Here is why we process your data:
Use of the site and management of services:
Your data is processed to allow registration on the Website, access to and supply of the services reserved to users registered on the Website and sending via the Website of a purchase order for the products available on the Website, with the consequent conclusion of the related contract of sale, including any administrative and accounting formalities. In this case, the legal basis is the contract and the legitimate interest.

Customer support
Communicating changes to our services, customer support via live chat, phone or email, including the correction of any bugs. In this case, the legal basis is the contract.

Your data is processed in order to send advertising material and newsletters, to provide commercial information by telephone, SMS, email, and also using traditional methods (e.g. sending catalogues by post), about promotional and sales initiatives of www.drtemt.com and www.drtemt.at, to conduct market research and surveys on customer satisfaction. In this case, the legal basis is your consent.

With the sole aim of offering things, as far as possible, in line with your interests, we will perform certain analyses on aggregate data but without conducting any profiling on your specific habits. In this case, the legal basis is legitimate interest. In any case there is absolutely no automatic decision-making process concerning you.
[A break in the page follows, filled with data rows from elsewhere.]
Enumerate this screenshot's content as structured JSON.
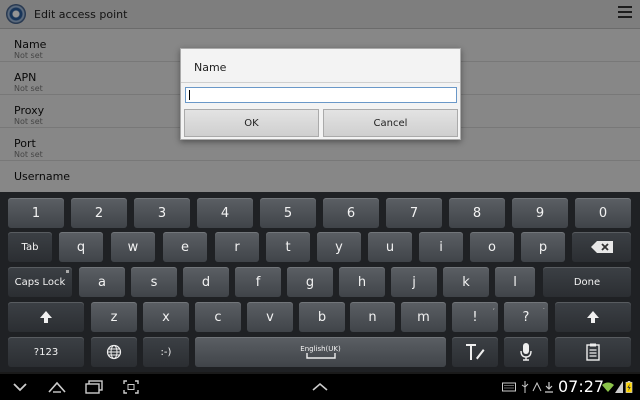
{
  "actionbar": {
    "title": "Edit access point"
  },
  "preferences": [
    {
      "title": "Name",
      "summary": "Not set"
    },
    {
      "title": "APN",
      "summary": "Not set"
    },
    {
      "title": "Proxy",
      "summary": "Not set"
    },
    {
      "title": "Port",
      "summary": "Not set"
    },
    {
      "title": "Username",
      "summary": ""
    }
  ],
  "dialog": {
    "title": "Name",
    "input_value": "",
    "ok_label": "OK",
    "cancel_label": "Cancel"
  },
  "keyboard": {
    "row1": [
      "1",
      "2",
      "3",
      "4",
      "5",
      "6",
      "7",
      "8",
      "9",
      "0"
    ],
    "row2": [
      "q",
      "w",
      "e",
      "r",
      "t",
      "y",
      "u",
      "i",
      "o",
      "p"
    ],
    "row3": [
      "a",
      "s",
      "d",
      "f",
      "g",
      "h",
      "j",
      "k",
      "l"
    ],
    "row4": [
      "z",
      "x",
      "c",
      "v",
      "b",
      "n",
      "m",
      "!",
      "?"
    ],
    "tab_label": "Tab",
    "caps_label": "Caps Lock",
    "done_label": "Done",
    "symbols_label": "?123",
    "emoticon_label": ":-)",
    "space_label": "English(UK)",
    "row4_sup": [
      ",",
      "."
    ]
  },
  "status": {
    "time": "07:27"
  }
}
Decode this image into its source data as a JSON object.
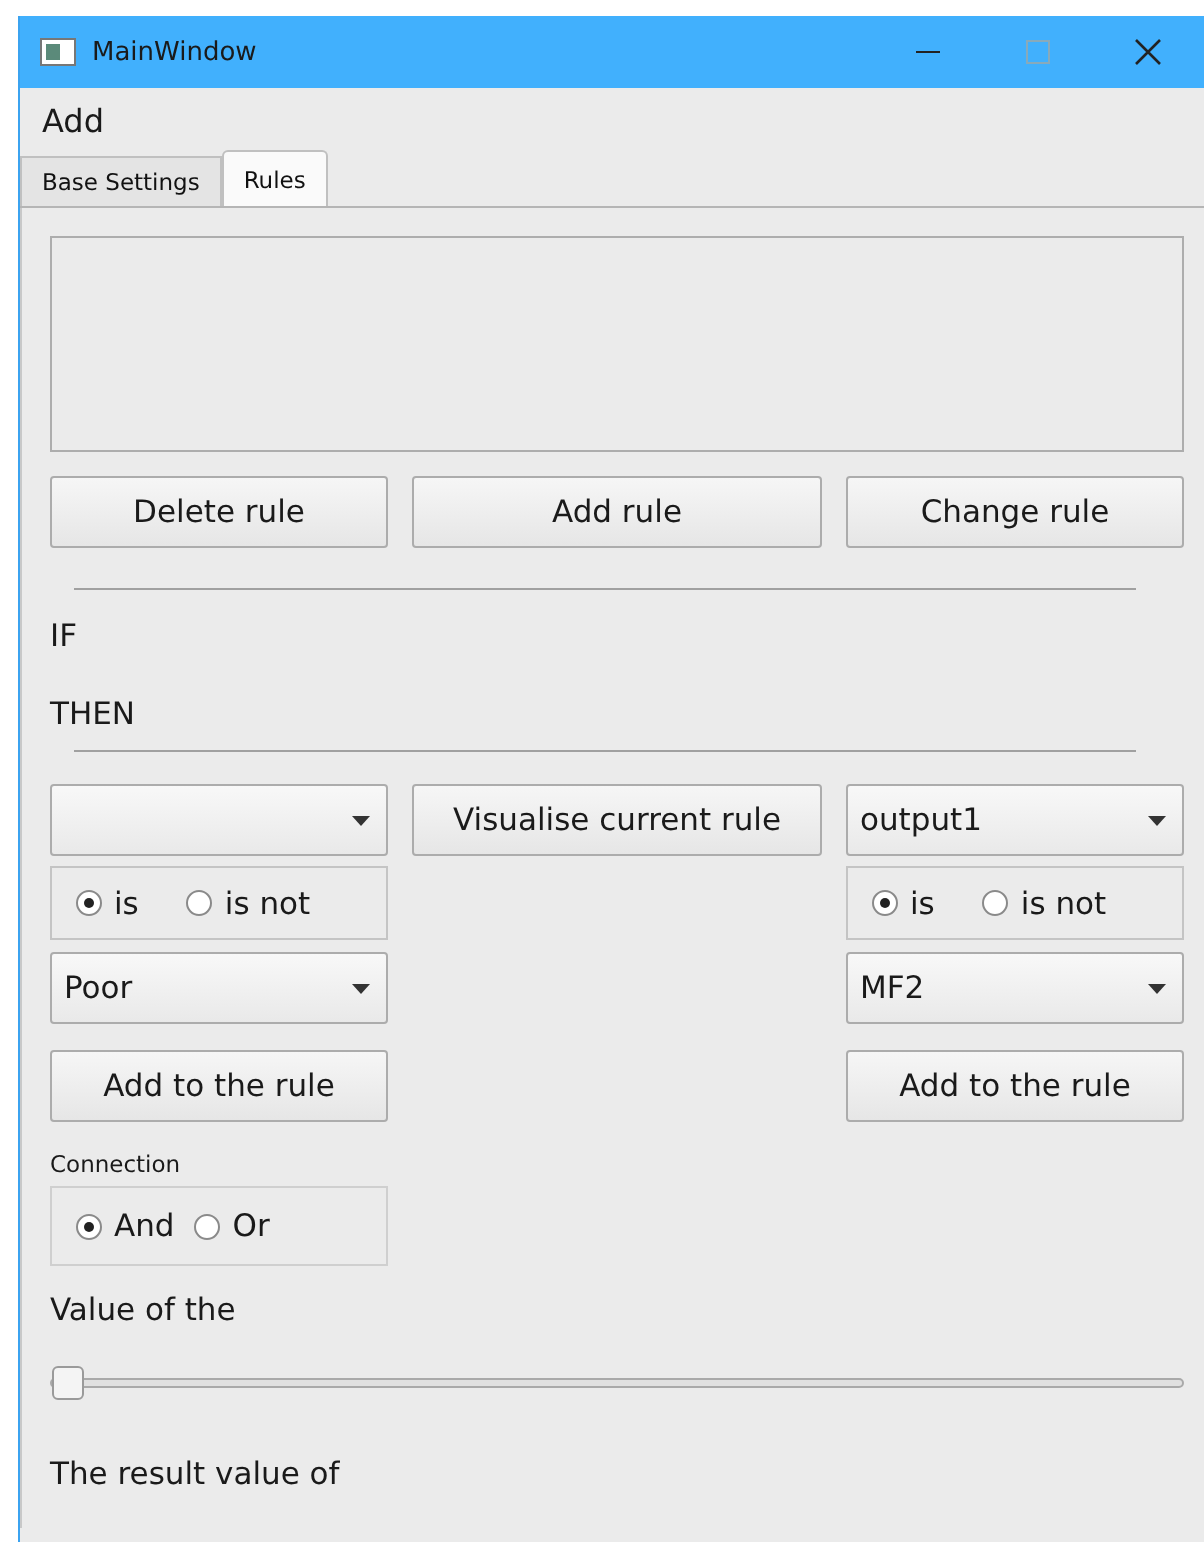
{
  "window": {
    "title": "MainWindow"
  },
  "menu": [
    "Add"
  ],
  "tabs": [
    {
      "label": "Base Settings",
      "selected": false
    },
    {
      "label": "Rules",
      "selected": true
    }
  ],
  "rule_buttons": [
    "Delete rule",
    "Add rule",
    "Change rule"
  ],
  "if_label": "IF",
  "then_label": "THEN",
  "visualise_button": "Visualise current rule",
  "if_side": {
    "radios": [
      {
        "label": "is",
        "selected": true
      },
      {
        "label": "is not",
        "selected": false
      }
    ],
    "term": "Poor",
    "add_button": "Add to the rule"
  },
  "then_side": {
    "variable": "output1",
    "radios": [
      {
        "label": "is",
        "selected": true
      },
      {
        "label": "is not",
        "selected": false
      }
    ],
    "term": "MF2",
    "add_button": "Add to the rule"
  },
  "connection": {
    "label": "Connection",
    "options": [
      {
        "label": "And",
        "selected": true
      },
      {
        "label": "Or",
        "selected": false
      }
    ]
  },
  "slider": {
    "label": "Value of the",
    "level": 0
  },
  "result_label": "The result value of"
}
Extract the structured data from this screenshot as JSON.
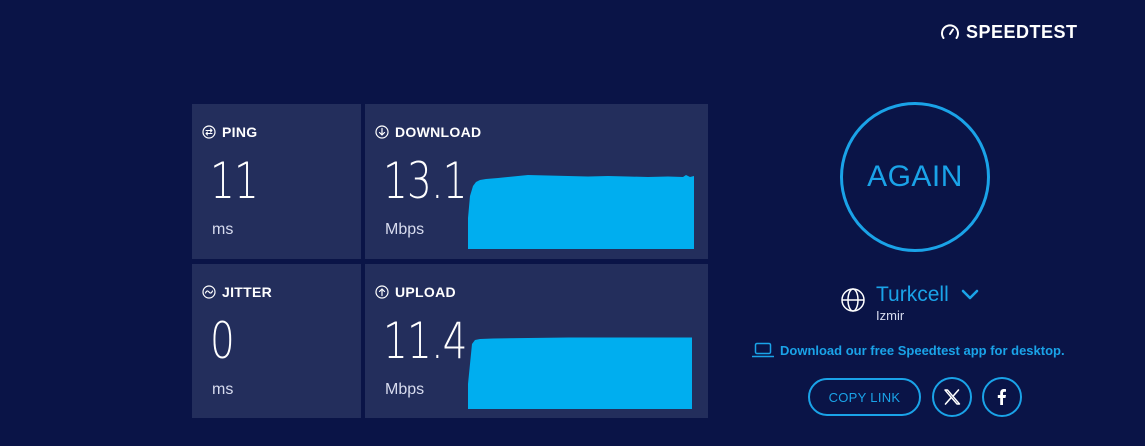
{
  "brand": {
    "logo_text": "SPEEDTEST"
  },
  "results": {
    "ping": {
      "label": "PING",
      "value": "11",
      "unit": "ms",
      "icon": "ping-icon"
    },
    "jitter": {
      "label": "JITTER",
      "value": "0",
      "unit": "ms",
      "icon": "jitter-icon"
    },
    "download": {
      "label": "DOWNLOAD",
      "value": "13.1",
      "unit": "Mbps",
      "icon": "download-arrow-icon"
    },
    "upload": {
      "label": "UPLOAD",
      "value": "11.4",
      "unit": "Mbps",
      "icon": "upload-arrow-icon"
    }
  },
  "actions": {
    "again_label": "AGAIN",
    "copy_link_label": "COPY LINK",
    "desktop_app_text": "Download our free Speedtest app for desktop."
  },
  "provider": {
    "name": "Turkcell",
    "location": "Izmir"
  },
  "share": [
    "x-logo-icon",
    "facebook-icon"
  ],
  "colors": {
    "background": "#0a1447",
    "tile": "#232e5c",
    "accent": "#1aa3e8",
    "graph_fill": "#00aeef"
  }
}
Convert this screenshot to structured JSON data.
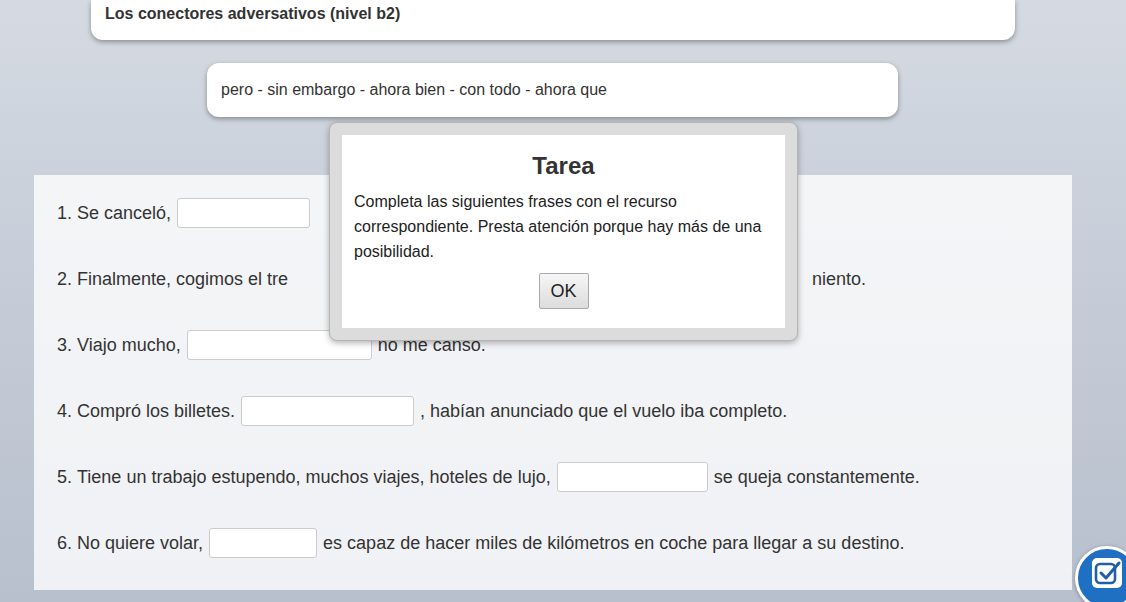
{
  "header": {
    "title": "Los conectores adversativos (nivel b2)"
  },
  "word_bank": {
    "text": "pero - sin embargo - ahora bien - con todo - ahora que"
  },
  "exercise": {
    "items": [
      {
        "kind": "blank",
        "number": "1.",
        "before": "Se canceló,",
        "value": "",
        "after": ""
      },
      {
        "kind": "covered",
        "number": "2.",
        "before": "Finalmente, cogimos el tre",
        "value": "",
        "after": "niento."
      },
      {
        "kind": "blank",
        "number": "3.",
        "before": "Viajo mucho,",
        "value": "",
        "after": "no me canso."
      },
      {
        "kind": "blank",
        "number": "4.",
        "before": "Compró los billetes.",
        "value": "",
        "after": ", habían anunciado que el vuelo iba completo."
      },
      {
        "kind": "blank",
        "number": "5.",
        "before": "Tiene un trabajo estupendo, muchos viajes, hoteles de lujo,",
        "value": "",
        "after": "se queja constantemente."
      },
      {
        "kind": "blank",
        "number": "6.",
        "before": "No quiere volar,",
        "value": "",
        "after": "es capaz de hacer miles de kilómetros en coche para llegar a su destino."
      }
    ]
  },
  "dialog": {
    "title": "Tarea",
    "message": "Completa las siguientes frases con el recurso correspondiente. Presta atención porque hay más de una posibilidad.",
    "buttons": [
      "OK"
    ]
  }
}
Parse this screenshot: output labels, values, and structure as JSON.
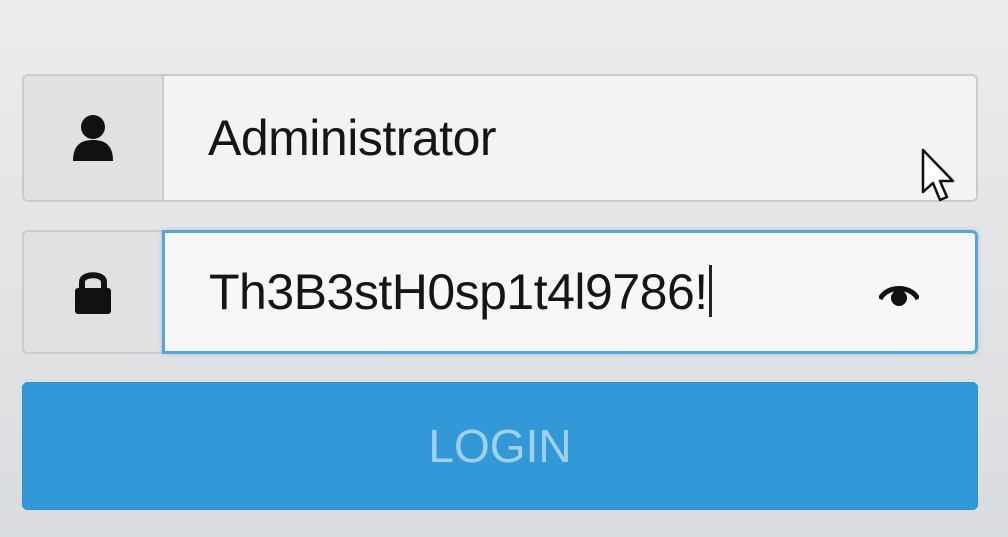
{
  "login_form": {
    "username": {
      "value": "Administrator",
      "icon": "user-icon"
    },
    "password": {
      "value": "Th3B3stH0sp1t4l9786!",
      "icon": "lock-icon",
      "toggle_icon": "eye-icon"
    },
    "login_button": {
      "label": "LOGIN"
    }
  },
  "colors": {
    "primary_button": "#3398d8",
    "button_text": "#9fd0ee",
    "focus_border": "#5aa3d6"
  }
}
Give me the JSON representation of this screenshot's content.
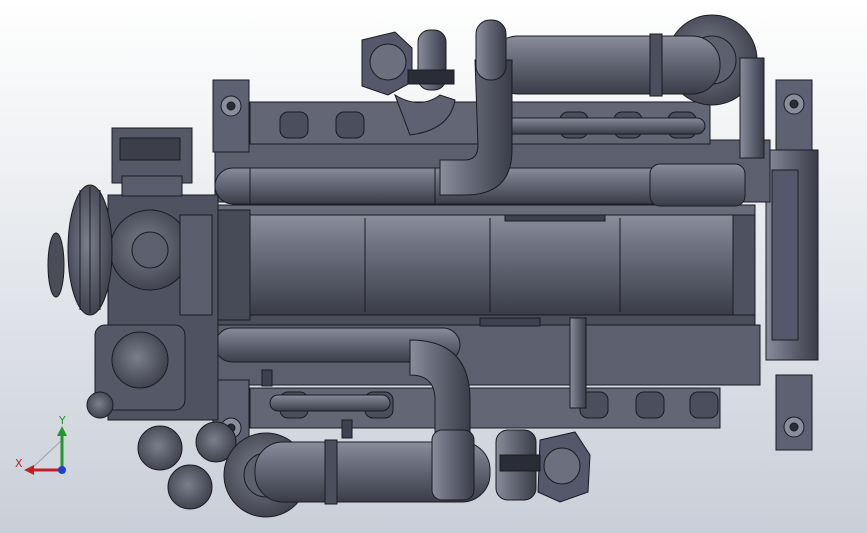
{
  "viewport": {
    "background_top": "#ffffff",
    "background_bottom": "#c9cfd8",
    "model_color": "#5a5d6b",
    "model_dark": "#2b2d36",
    "model_light": "#8a8d9c",
    "model_edge": "#1a1b22"
  },
  "triad": {
    "x_label": "X",
    "y_label": "Y",
    "x_color": "#c0202a",
    "y_color": "#1f9a2a",
    "z_color": "#1f3fd0"
  }
}
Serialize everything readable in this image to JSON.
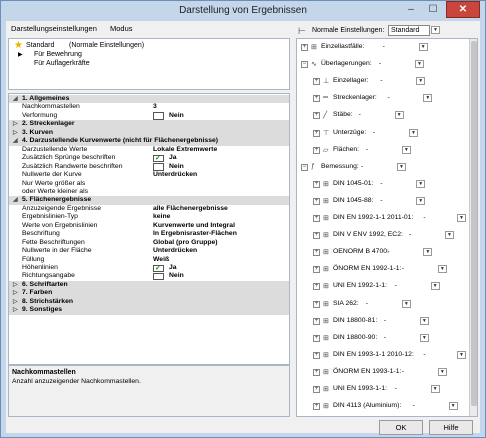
{
  "window": {
    "title": "Darstellung von Ergebnissen",
    "minimize": "–",
    "maximize": "☐",
    "close": "✕"
  },
  "menu": {
    "items": [
      "Darstellungseinstellungen",
      "Modus"
    ]
  },
  "presets": {
    "items": [
      {
        "name": "Standard",
        "note": "(Normale Einstellungen)"
      },
      {
        "name": "Für Bewehrung",
        "note": ""
      },
      {
        "name": "Für Auflagerkräfte",
        "note": ""
      }
    ]
  },
  "properties": {
    "rows": [
      {
        "type": "section",
        "label": "1. Allgemeines",
        "expanded": true
      },
      {
        "type": "prop",
        "label": "Nachkommastellen",
        "value": "3"
      },
      {
        "type": "check",
        "label": "Verformung",
        "checked": false,
        "value": "Nein"
      },
      {
        "type": "section",
        "label": "2. Streckenlager",
        "expanded": false
      },
      {
        "type": "section",
        "label": "3. Kurven",
        "expanded": false
      },
      {
        "type": "section",
        "label": "4. Darzustellende Kurvenwerte (nicht für Flächenergebnisse)",
        "expanded": true
      },
      {
        "type": "prop",
        "label": "Darzustellende Werte",
        "value": "Lokale Extremwerte"
      },
      {
        "type": "check",
        "label": "Zusätzlich Sprünge beschriften",
        "checked": true,
        "value": "Ja"
      },
      {
        "type": "check",
        "label": "Zusätzlich Randwerte beschriften",
        "checked": false,
        "value": "Nein"
      },
      {
        "type": "prop",
        "label": "Nullwerte der Kurve",
        "value": "Unterdrücken"
      },
      {
        "type": "prop",
        "label": "Nur Werte größer als",
        "value": ""
      },
      {
        "type": "prop",
        "label": "oder Werte kleiner als",
        "value": ""
      },
      {
        "type": "section",
        "label": "5. Flächenergebnisse",
        "expanded": true
      },
      {
        "type": "prop",
        "label": "Anzuzeigende Ergebnisse",
        "value": "alle Flächenergebnisse"
      },
      {
        "type": "prop",
        "label": "Ergebnislinien-Typ",
        "value": "keine"
      },
      {
        "type": "prop",
        "label": "Werte von Ergebnislinien",
        "value": "Kurvenwerte und Integral"
      },
      {
        "type": "prop",
        "label": "Beschriftung",
        "value": "In Ergebnisraster-Flächen"
      },
      {
        "type": "prop",
        "label": "Fette Beschriftungen",
        "value": "Global (pro Gruppe)"
      },
      {
        "type": "prop",
        "label": "Nullwerte in der Fläche",
        "value": "Unterdrücken"
      },
      {
        "type": "prop",
        "label": "Füllung",
        "value": "Weiß"
      },
      {
        "type": "check",
        "label": "Höhenlinien",
        "checked": true,
        "value": "Ja"
      },
      {
        "type": "check",
        "label": "Richtungsangabe",
        "checked": false,
        "value": "Nein"
      },
      {
        "type": "section",
        "label": "6. Schriftarten",
        "expanded": false
      },
      {
        "type": "section",
        "label": "7. Farben",
        "expanded": false
      },
      {
        "type": "section",
        "label": "8. Strichstärken",
        "expanded": false
      },
      {
        "type": "section",
        "label": "9. Sonstiges",
        "expanded": false
      }
    ]
  },
  "description": {
    "title": "Nachkommastellen",
    "text": "Anzahl anzuzeigender Nachkommastellen."
  },
  "right": {
    "settings_label": "Normale Einstellungen:",
    "settings_value": "Standard",
    "tree": [
      {
        "level": 0,
        "label": "Einzellastfälle:",
        "value": "-",
        "exp": "+",
        "icon": "load-icon"
      },
      {
        "level": 0,
        "label": "Überlagerungen:",
        "value": "-",
        "exp": "−",
        "icon": "overlay-icon"
      },
      {
        "level": 1,
        "label": "Einzellager:",
        "value": "-",
        "exp": "+",
        "icon": "support-icon"
      },
      {
        "level": 1,
        "label": "Streckenlager:",
        "value": "-",
        "exp": "+",
        "icon": "line-support-icon"
      },
      {
        "level": 1,
        "label": "Stäbe:",
        "value": "-",
        "exp": "+",
        "icon": "beam-icon"
      },
      {
        "level": 1,
        "label": "Unterzüge:",
        "value": "-",
        "exp": "+",
        "icon": "downstand-icon"
      },
      {
        "level": 1,
        "label": "Flächen:",
        "value": "-",
        "exp": "+",
        "icon": "surface-icon"
      },
      {
        "level": 0,
        "label": "Bemessung:",
        "value": "-",
        "exp": "−",
        "icon": "design-icon"
      },
      {
        "level": 1,
        "label": "DIN 1045-01:",
        "value": "-",
        "exp": "+",
        "icon": "norm-icon"
      },
      {
        "level": 1,
        "label": "DIN 1045-88:",
        "value": "-",
        "exp": "+",
        "icon": "norm-icon"
      },
      {
        "level": 1,
        "label": "DIN EN 1992-1-1 2011-01:",
        "value": "-",
        "exp": "+",
        "icon": "norm-icon"
      },
      {
        "level": 1,
        "label": "DIN V ENV 1992, EC2:",
        "value": "-",
        "exp": "+",
        "icon": "norm-icon"
      },
      {
        "level": 1,
        "label": "OENORM B 4700:",
        "value": "-",
        "exp": "+",
        "icon": "norm-icon"
      },
      {
        "level": 1,
        "label": "ÖNORM EN 1992-1-1:",
        "value": "-",
        "exp": "+",
        "icon": "norm-icon"
      },
      {
        "level": 1,
        "label": "UNI EN 1992-1-1:",
        "value": "-",
        "exp": "+",
        "icon": "norm-icon"
      },
      {
        "level": 1,
        "label": "SIA 262:",
        "value": "-",
        "exp": "+",
        "icon": "norm-icon"
      },
      {
        "level": 1,
        "label": "DIN 18800-81:",
        "value": "-",
        "exp": "+",
        "icon": "norm-icon"
      },
      {
        "level": 1,
        "label": "DIN 18800-90:",
        "value": "-",
        "exp": "+",
        "icon": "norm-icon"
      },
      {
        "level": 1,
        "label": "DIN EN 1993-1-1 2010-12:",
        "value": "-",
        "exp": "+",
        "icon": "norm-icon"
      },
      {
        "level": 1,
        "label": "ÖNORM EN 1993-1-1:",
        "value": "-",
        "exp": "+",
        "icon": "norm-icon"
      },
      {
        "level": 1,
        "label": "UNI EN 1993-1-1:",
        "value": "-",
        "exp": "+",
        "icon": "norm-icon"
      },
      {
        "level": 1,
        "label": "DIN 4113 (Aluminium):",
        "value": "-",
        "exp": "+",
        "icon": "norm-icon"
      }
    ]
  },
  "buttons": {
    "ok": "OK",
    "help": "Hilfe"
  },
  "colors": {
    "window_frame": "#c4d6ea",
    "close_button": "#c9463d",
    "section_bg": "#dcdcdc",
    "check_green": "#1a8a1a",
    "star": "#e8b300"
  }
}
What we mean by legal basis:
This is the authorisation to process your personal data for a specific purpose. You can change your mind whenever you like! You can withdraw your consent at any time, by sending us an email to the following address: office@drtemt.at

D Miscellaneous

a) Data Protection

The data necessary for the handling of a transaction are stored under adherence to the applicable data protection regulations and are (if applicable) forwarded to third parties only for the advertising purpose of Dr. Temt / W. Pauli GesmbH & Co KG.

b) Contact

For further information and for any questions, we are happily available to you at the following address:

Dr. Temt
W. Pauli GmbH & Co.KG
Sautergasse 21
1160 Vienna, Austria
Tel +43 (1) 488 11 – 0
Fax +43 (1) 488 11 – 30
Email office@drtemt.at

c) Concluding Provisions

Jurisdiction for payment and disputes is Vienna, Austria. Wien FN 6325b, ARA-Lizenz Nr 3658, UID ATU 12375605, DVR 0875449, EORI ATEOS1000002312.
A note regarding ingredients: Dr. Temt Laboratories is dedicated to maintaining the accuracy of the ingredient lists on this website. However, because ingredients are subject to change, we cannot guarantee that these lists are complete and/or up-to-date. For an accurate listing of ingredients in each product, please refer to your product packaging.